Photo from @ukraine.pride on Instagram
*This article is a modern analysis of the themes and content of “From Russia With Hate“ (Fall 2013), the sixth installment of our From The Archive series.*
**Trigger warning: violent queerphobia**
Since the passing of the law detailed in “From Russia With Hate,” — entailing the banning of “propaganda of nontraditional sexual relations to minors” — Russia has passed more anti-queer legislation. In 2020, same-sex marriage was banned in Russia. In 2021, many queer organizations were added to a list of “foreign agents,” a list that designates organizations that either receive foreign funding, report on crime or corruption, or engage in political activity. Organizations labeled as such can be subject to inspections and raids by the Russian government, not to mention the stigma that surrounds this term — that such organizations are actively spying on Russian people rather than fighting for them.

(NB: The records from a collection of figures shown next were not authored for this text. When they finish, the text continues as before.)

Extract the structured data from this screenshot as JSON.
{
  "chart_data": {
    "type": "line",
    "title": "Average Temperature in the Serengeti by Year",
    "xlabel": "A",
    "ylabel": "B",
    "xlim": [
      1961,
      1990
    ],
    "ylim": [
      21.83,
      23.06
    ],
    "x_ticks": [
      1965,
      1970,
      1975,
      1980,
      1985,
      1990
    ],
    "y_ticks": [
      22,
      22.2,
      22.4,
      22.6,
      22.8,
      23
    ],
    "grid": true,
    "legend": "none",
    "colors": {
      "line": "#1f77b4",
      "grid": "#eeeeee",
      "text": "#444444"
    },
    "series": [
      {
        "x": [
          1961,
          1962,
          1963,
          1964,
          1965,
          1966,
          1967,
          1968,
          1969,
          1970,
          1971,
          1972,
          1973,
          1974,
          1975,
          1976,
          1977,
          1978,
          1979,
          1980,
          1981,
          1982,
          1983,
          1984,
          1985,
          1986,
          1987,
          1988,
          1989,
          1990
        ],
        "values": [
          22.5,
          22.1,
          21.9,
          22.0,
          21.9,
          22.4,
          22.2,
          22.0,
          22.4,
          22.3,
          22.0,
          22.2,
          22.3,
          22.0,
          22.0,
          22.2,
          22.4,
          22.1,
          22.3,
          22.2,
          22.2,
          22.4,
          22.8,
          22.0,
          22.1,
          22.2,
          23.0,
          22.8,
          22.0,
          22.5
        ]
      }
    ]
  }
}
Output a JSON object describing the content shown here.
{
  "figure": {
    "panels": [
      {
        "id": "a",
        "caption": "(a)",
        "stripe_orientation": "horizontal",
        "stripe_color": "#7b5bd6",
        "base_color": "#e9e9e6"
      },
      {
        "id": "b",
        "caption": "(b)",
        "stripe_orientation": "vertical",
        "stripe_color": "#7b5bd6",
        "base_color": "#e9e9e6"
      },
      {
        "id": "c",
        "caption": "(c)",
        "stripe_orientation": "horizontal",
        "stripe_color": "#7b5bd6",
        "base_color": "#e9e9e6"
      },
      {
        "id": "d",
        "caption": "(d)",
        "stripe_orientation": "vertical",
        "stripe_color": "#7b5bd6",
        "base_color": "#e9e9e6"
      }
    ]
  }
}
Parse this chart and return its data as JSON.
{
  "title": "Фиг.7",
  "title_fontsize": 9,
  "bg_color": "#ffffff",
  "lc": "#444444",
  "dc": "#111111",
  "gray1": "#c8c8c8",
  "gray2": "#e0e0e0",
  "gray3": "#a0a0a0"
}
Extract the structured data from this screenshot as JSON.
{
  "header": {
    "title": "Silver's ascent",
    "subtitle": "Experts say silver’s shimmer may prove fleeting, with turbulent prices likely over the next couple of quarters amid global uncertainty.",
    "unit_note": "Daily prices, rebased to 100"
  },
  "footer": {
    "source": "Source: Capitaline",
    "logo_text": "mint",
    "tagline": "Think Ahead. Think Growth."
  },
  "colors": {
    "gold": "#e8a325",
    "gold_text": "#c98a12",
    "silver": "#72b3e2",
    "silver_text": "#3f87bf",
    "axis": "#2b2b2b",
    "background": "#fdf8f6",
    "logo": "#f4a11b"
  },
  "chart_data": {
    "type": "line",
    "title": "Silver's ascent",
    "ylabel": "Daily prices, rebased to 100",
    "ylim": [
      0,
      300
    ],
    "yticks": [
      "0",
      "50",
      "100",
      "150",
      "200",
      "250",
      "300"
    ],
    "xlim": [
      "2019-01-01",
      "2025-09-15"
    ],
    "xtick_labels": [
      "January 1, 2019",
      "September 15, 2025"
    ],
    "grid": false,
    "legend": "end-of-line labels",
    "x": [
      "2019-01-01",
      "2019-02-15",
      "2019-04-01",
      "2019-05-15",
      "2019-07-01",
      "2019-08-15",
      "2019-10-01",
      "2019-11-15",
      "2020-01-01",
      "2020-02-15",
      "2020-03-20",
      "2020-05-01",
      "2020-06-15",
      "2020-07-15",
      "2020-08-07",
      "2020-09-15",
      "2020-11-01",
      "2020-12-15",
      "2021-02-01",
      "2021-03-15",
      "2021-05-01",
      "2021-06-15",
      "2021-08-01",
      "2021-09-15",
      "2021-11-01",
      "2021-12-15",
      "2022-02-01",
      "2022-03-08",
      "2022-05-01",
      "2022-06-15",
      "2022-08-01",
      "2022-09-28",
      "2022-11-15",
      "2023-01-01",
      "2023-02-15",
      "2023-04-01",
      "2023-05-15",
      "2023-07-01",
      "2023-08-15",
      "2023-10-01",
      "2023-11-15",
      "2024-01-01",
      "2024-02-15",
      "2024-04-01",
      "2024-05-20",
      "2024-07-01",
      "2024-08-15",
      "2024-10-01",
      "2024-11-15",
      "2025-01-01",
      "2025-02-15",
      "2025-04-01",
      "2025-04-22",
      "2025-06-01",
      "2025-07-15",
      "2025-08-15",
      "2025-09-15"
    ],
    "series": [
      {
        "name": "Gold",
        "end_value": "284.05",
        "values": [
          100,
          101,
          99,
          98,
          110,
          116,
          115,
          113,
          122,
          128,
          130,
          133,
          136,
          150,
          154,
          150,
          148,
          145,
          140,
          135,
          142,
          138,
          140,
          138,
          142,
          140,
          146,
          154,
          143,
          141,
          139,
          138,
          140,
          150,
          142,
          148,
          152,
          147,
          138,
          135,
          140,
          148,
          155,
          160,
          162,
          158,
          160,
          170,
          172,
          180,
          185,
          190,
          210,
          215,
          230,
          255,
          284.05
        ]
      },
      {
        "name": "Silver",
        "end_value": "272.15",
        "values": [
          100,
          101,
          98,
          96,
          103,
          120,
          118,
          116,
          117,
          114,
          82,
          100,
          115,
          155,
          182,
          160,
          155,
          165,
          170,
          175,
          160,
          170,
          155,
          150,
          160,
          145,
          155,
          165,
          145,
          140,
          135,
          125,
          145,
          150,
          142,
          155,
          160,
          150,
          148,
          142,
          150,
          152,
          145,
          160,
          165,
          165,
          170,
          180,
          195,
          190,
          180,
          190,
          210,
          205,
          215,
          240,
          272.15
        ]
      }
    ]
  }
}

The narrative surrounding these pieces of anti-queer legislation are that “traditional values,” namely heterosexual, nuclear families that can increase the population of Russia, should be prioritized. When viewing Russia through the lens of this rhetoric, queer identities are in direct opposition, making them threats to the state (hence queer organizations being considered foreign agents by the Russian government).
This is only to mention governmental anti-queer actions. While Occupy Pedophilia is no longer in practice, the condemnation of queer people and organizations continues. Discriminatory governmental actions open avenues for violent and discriminatory acts to be committed against queer people by non-governmental organizations and individuals. Individual citizens take upon themselves the duty of persecuting queer Russians.
This was especially prevalent in the Chechen purges in 2017 and 2019. In these purges, Chechen authorities detained and killed men alleged to be gay or bisexual, and ordinary citizens were a key part. The men authorities did not kill, and instead tortured (either for information about other queer citizens they knew of or just for the sake of it), were outed to their families. Authorities also encouraged “honor killings,” the idea that family members should kill their queer relatives to prevent the dishonor of having them. Just as it was in 2013 when the “gay propaganda to minors” law passed, it seems that the mainstream social culture of Russia is still supportive of the oppression of queer people by the regime.
“From Russia With Hate,” centered around Russia and its anti-queer attitudes, is also once again becoming increasingly relevant during Russia’s invasion of Ukraine. A U.S. letter to the U.N. states that there is credible evidence that Russian forces have created lists of Ukrainians to be killed or sent to camps upon Russia’s invasion of Ukraine; these lists include queer people, amongst others including journalists, activists, and ethnic minorities. The evidence of these target lists during Russia’s invasion implies nothing short of a horrifying human rights abuse; it would appear that Russia has only doubled down on their homophobic and transphobic legislation since the 2013 law detailed in “From Russia With Hate.”
Ukraine has been progressing in some legal fields regarding queer identities, including allowing transgender individuals to legally change their name in 2011 and passing a law banning discrimination based on sexual orientation or gender identity in 2015, but there are still many roadblocks to queer people living regular lives, both legally and socially. However, military invasion by Russia may mean that queer people in Ukraine will also be persecuted in the culture war that has targeted queer people in Russia for years now.
However, just as Olympic athletes in 2013 spoke out against the law in Russia, both Ukrainian and Russian citizens alike are condemning Russia’s queerphobic policies in the light of its invasion of Ukraine. There has also been an outcry of support elsewhere around the world for queer Ukrainians, including news articles written by publications such as the LA Times, Boston Review, and Forbes Magazine. One Instagram account, run by queer Ukrainians, actively condemns the invasion and updates its followers on the latest queer news from the frontlines. Their posts are frequently captioned “glory to Ukraine, glory to our heroes” and they call for donations to help queer soldiers and refugees in Ukraine.